In the enchanting world of streetlights, there’s a story that unfolds as vivid as the light they cast. This narrative comes to life in the article “Chasing streetlights” on Curbed LA. It’s a tale of a young boy named Glen Norman, who, in the glow of a streetlight, discovered a lifelong fascination.

As a child, Glen Norman’s family home in Westchester boasted a simple concrete post-top model streetlight, adorned with an acorn-shaped luminaire. He still fondly recalls the city technicians who would periodically clean the glass and replace the filament, ensuring that the light never dimmed.

However, in 1957, the Norman family moved to North Hollywood, and this time, their block was devoid of streetlights. The neighborhoods to the north and west enjoyed their warm glow, but Glen’s two-block stretch of Cohasset Street remained unlit. These homes, dating back to 1956, just missed the city ordinance that mandated streetlights in new subdivisions.

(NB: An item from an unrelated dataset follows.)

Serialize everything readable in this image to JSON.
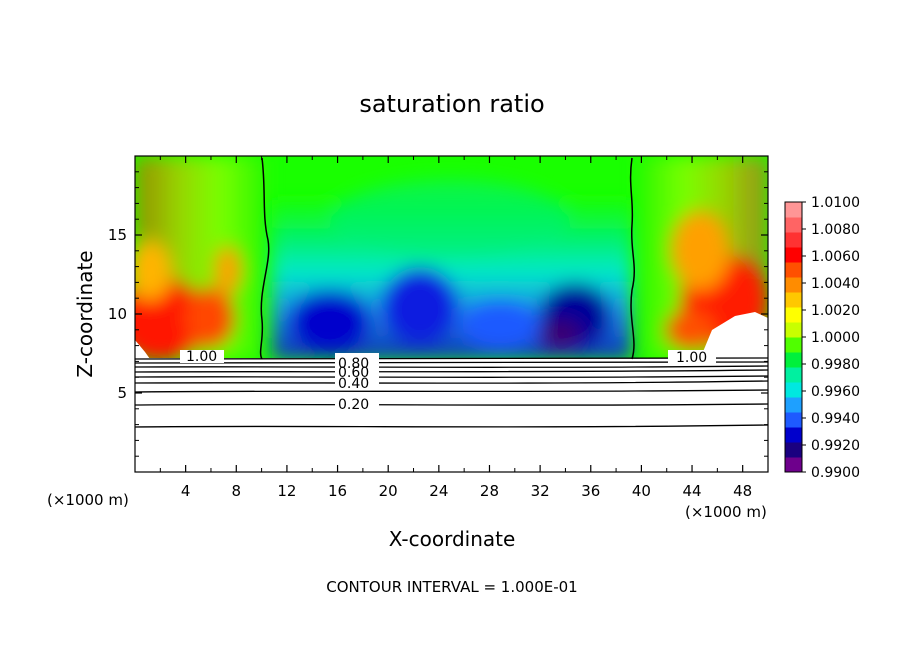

In 1968, as a teenager, Glen Norman embarked on a mission to document streetlights. Armed with his Kodak Hawkeye Flashfun camera and Verichrome Pan black-and-white film, he rushed to capture the installation of streetlights on freshly paved suburban streets and freeway overpasses in the Valley. The signs of transformation were evident in the curbs and sidewalks being laid, foretelling the arrival of new lights. Streetlights burning during the daytime indicated municipal electrical tests.